The end of an era,
1977's Maraschino Cherry closed out the remarkable five-film career of one of the most
legendary directors in adult films, "Henry Paris," the alias for filmmaker Radley Metzger first adopted for 1974's The Private Afternoons of Pamela Mann. In between he delivered Naked Came the Stranger and the iconic The Opening of Misty Beethoven, the latter starring newcomer Constance Money with whom he shot extra sequences that would become the source of years-long, acrimonious legal disputing due to her appearances in Barbara Broadcast and this film. Both of these Money-augmented features reflected a shift in the Henry Paris approach, going for a fragmented narrative that made them essentially feel like loops (sex film shorts) stitched together with a framing device. However, the trademark approach Metzger had established in his prior films (especially the transitional Score and The Image) were still in place, namely his trademark verbal wit, impeccably chosen library music tracks, and a unique cinematic world where sex makes the world go round and even the kinkiest activities are all a fun, cheeky part of an average day.
Out of a swanky Manhattan apartment penthouse, Maraschino Cherry (Leonard) runs a high-class brothel and escort service while occasionally indulging in the goods herself, including Wade Nichols in the opening scene. Her little sister Penny (Baxter) shows up for a visit and wants to learn the ropes so she
can get into the business herself,
which means learning all about big sis's business model including keeping a handy slave (Laing) down in the dungeon. From there we bounce around through various saucy anecdotes as Penny herself gets to practice, including a roster of some of the most famous New York industry names like Annette Haven (who turns up for a memorable piano bar sequence), Money of course (in two scenes, playing with a toy sailboat and doing a stylish matador sequence), Lesllie Bovee (as Maraschino's secretary), and a three-way scene involving Penny and, in one of his two hardcore roles, future legendary monologist and The Killing Fields star Spalding Gray (shot back to back with The Farmer's Daughters, also with Leonard).
Though indisputably the least of the Henry Paris films thanks to its arbitrary construction, Maraschino Cherry still sparkles with that trademark touch he brought to the porno chic era and makes for a respectable capper. From there he went on to his most mainstream film of all, The Cat and the Canary, and the cable TV feature The Princess and the Call Girl, not to mention uncredited work on The Tale of Tiffany Lust. This was also the only one of the five Paris films not licensed to VCA back in the VHS days, with Distribpix (as Video-X-Pix) issuing it uncut on tape in the early '80s on a far smaller scale.
For some reason the first DVD out of the gate in 2005 was a total disaster, horribly cropped on all four sides and
misframed with a severely abbreviated running time of 73m10s. The major chunks removed from the film were mainly plot-oriented and served to make the entire thing incoherent, with the strongest content involving Laing left pretty much untouched. The source print was also in terrible shape with lots of debris and splices. A better option came along in 2009 as both a single and two-disc DVD set, running 84m20 with the company logo which made it essentially complete (just some brief footage involving Money snipped for some reason).
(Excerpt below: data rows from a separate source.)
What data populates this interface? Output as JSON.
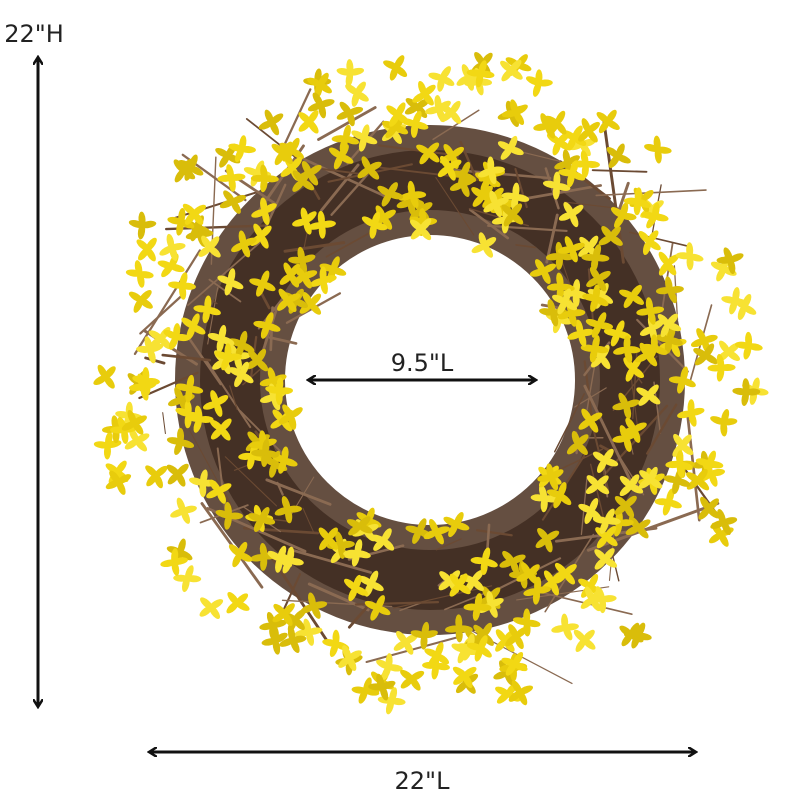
{
  "labels": {
    "height": "22\"H",
    "inner_width": "9.5\"L",
    "outer_width": "22\"L"
  }
}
Though widescreen, that release still left something to be desired since it was interlaced and, as with the prior DVD, occasionally had a company watermark slapped in the corner (see below for an example). Extras include a Gloria Leonard interview (5m42s), an irrelevant "classic slideshow," and two bonus trailers (All About Gloria Leonard, Inside Seka), with the second disc featuring a second Leonard interview (29m54s) from the same session, a trailer, a slideshow, and a couple of bonus scenes from All About Gloria Leonard and Misbehavin'.
In 2026, Quality X bowed the film on Blu-ray featuring a greatly improved new scan from the original 35mm negative with much punchier colors, better detail, no interlacing at last, and no watermarks. The DTS-HD MA 2.0 mono audio sounds as good as it possibly could and features optional English SDH subtitles, plus an excellent audio commentary with Metzger and The Rialto Report's Ashley West originally recorded in 2013 but unreleased until now. They start off covering the genesis of the Henry Paris wave in the wake of Deep Throat and then get into the nuts and bolts of this film including the cast members he carried over here from prior films, the creation and distribution of these films with partner Ava Leighton, his continued bafflement at the Money legal issues, the process of shooting in Super 16, and the narrative devices used to hammer this into a single film including bringing back actor Marc Valentine over a year after the Misty Beethoven shoot to patch some of it together. A fascinating bonus here is a silent batch of previously unseen VHS-sourced trims and outtakes (16m29s) mixing the original scenes for this film (with the clapboard simply calling it "Production #195") with the ones from Misty Beethoven under its shooting title, Society. Also included are the Leonard interviews from the 2009 DVD (here in one 33m13s reel), two trailers, three radio spots, and 3m5s gallery of photos and promotional material. The limited edition set comes with a 24-page booklet featuring a West essay covering the birth of the Henry Paris brand, the cast highlights, the question of how much material here was newly filmed, and the reason Paris was no more after its completion.